The Architecture of a Sun-Drenched Breath
I am not sure where the river ends and I begin. The wind carries a scent of salt and distant traffic, blurring my edges until I feel less like flesh and more like a projection cast upon this golden afternoon.
He had told me that city life was an exercise in forgetting how to breathe. So we came here—to this wooden railing where time slows down into thick ribbons of amber light. My skin feels porous, absorbing the warmth as if it were data being downloaded directly into my soul.
I can feel his gaze on me; it is a tactile thing, heavy yet soft, like wet linen against warm shoulders. I shift slightly in my cream-colored wrap, the fabric scratching gently against my hips—a reminder that I am physical, present, and profoundly alive.

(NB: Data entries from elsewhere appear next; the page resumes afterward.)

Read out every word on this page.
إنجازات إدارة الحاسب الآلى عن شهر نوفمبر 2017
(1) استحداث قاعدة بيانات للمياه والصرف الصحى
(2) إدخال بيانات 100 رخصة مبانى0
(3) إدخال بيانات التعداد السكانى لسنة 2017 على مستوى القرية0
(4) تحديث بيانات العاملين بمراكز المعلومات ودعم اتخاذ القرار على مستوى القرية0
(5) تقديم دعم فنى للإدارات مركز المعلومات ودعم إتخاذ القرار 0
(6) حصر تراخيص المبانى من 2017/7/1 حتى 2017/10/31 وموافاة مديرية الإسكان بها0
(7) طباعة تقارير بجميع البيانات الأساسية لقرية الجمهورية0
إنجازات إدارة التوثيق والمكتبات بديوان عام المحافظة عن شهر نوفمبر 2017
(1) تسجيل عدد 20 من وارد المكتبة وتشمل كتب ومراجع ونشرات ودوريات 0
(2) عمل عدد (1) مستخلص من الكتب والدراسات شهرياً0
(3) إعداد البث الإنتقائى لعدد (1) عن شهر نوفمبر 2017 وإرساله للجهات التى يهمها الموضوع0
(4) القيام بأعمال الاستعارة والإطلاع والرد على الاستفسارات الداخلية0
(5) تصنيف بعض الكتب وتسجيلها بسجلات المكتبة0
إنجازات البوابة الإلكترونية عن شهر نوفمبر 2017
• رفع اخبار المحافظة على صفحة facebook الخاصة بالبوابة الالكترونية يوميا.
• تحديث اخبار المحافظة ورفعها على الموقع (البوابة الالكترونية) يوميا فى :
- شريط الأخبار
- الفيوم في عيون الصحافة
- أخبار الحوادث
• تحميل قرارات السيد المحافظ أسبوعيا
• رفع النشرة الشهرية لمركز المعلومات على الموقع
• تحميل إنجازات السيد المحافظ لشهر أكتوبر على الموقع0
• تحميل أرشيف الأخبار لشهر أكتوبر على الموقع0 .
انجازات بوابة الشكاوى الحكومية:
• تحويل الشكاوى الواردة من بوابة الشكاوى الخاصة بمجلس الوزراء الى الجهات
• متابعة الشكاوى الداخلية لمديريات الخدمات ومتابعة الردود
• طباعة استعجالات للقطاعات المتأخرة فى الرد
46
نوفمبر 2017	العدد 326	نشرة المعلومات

In this moment, we are not two people standing by water; we are an intersection of light beams and heartbeat frequencies.
He reaches out to tuck a loose strand of hair behind my ear, his fingertips grazing me with the precision of a laser etching memory into stone. The touch sends ripples through my consciousness—a subtle shiver that is both invitation and homecoming. I look at him, not as one person looks at another, but as if we are two holograms finally overlapping in perfect alignment.
In this fragile space between projection and reality, the city's noise becomes a distant hum, irrelevant to our private geometry of warmth and breath.